Parmi les autres mesures de rendement d’une revue, soulignons le délai entre la soumission et la révision, entre la soumission et l’acceptation et entre l’acceptation et la publication. Norman Jones a analysé ces données pendant les deux dernières années de son mandat, compte tenu de 161 soumissions. Le délai moyen entre la soumission et la révision était de 4,4±2,5 semaines, entre la soumission et l’acceptation, de 16±9 semaines, et entre la soumission et la publication, de 30±12 semaines. La différence de 14 semaines entre les deux derniers intervalles correspond au délai entre l’acceptation et la publication (3,5 mois). Le taux de rejet s’élevait à 18 %, et 26 % des soumissions étaient des rapports de cas.
Nick Anthonisen a évalué ses 18 premiers mois comme ReC en juin 2003. Pendant cette période, il a reçu 84 articles originaux, y compris des rapports de cas (56 par année). De ce nombre, 66 provenaient du Canada, et 18 (21 %), de l’extérieur du Canada. Le taux de rejet s’élevait à 25 %, et Nick déplorait le délai de six mois entre l’acceptation et la publication d’un article.

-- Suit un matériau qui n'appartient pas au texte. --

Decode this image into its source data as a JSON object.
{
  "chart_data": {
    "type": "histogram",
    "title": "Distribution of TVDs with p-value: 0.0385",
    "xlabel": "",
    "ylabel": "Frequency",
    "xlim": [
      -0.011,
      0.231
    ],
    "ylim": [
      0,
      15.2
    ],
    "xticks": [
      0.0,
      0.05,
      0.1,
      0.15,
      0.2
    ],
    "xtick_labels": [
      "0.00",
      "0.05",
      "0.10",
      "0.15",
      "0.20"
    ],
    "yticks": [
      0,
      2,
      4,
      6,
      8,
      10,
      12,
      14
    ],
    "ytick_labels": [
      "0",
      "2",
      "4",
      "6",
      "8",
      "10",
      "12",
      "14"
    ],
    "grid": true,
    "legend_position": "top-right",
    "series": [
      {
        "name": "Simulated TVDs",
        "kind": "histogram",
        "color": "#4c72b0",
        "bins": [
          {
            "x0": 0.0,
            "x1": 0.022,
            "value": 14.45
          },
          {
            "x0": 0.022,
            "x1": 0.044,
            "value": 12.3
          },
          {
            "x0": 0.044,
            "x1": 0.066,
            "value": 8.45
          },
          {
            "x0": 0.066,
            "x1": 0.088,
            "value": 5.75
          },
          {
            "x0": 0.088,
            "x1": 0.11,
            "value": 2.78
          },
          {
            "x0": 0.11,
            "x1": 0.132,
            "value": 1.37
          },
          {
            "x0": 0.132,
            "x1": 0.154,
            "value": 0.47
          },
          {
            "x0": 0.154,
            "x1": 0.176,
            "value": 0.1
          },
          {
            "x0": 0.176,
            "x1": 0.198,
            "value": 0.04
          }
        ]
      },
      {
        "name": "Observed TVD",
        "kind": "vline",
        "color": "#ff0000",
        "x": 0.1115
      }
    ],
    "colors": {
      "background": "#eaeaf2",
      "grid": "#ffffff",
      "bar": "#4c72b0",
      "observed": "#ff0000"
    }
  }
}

Nick a analysé de nouveau le rendement en 2005. En 2004–2005, 70 manuscrits ont été soumis, dont 26 n’étaient pas d’origine canadienne (37 %), et 33 % ont été rejetés. Le délai entre la soumission et la révision et la décision était demeuré remarquablement court, mais le délai moyen entre l’acceptation et la publication était passé à six mois. Malheureusement, ce paramètre de rendement ne s’est pas amélioré. En 2010, le délai moyen entre l’acceptation et la publication était de sept à dix mois. C’est trop long.
Lorsque je suis devenu ReC le 1er mai 2011, la RCP est passée à un processus de soumission entièrement électronique. Tandis que je rédige ces lignes (le 9 juillet 2011), nous avons reçu 37 soumissions (un taux de 190 par année). De ce nombre, 75,7 % sont d’origine non canadienne et 14 sont des rapports de cas (37,8 %). Il est trop tôt pour prédire le taux de rejet, mais puisqu’il y a six numéros par année et une moyenne de huit à dix articles par numéro, le taux de rejet s’élèvera probablement à 75 %, un bond remarquable depuis les 18 % déclarés par Norman Jones en 2001 !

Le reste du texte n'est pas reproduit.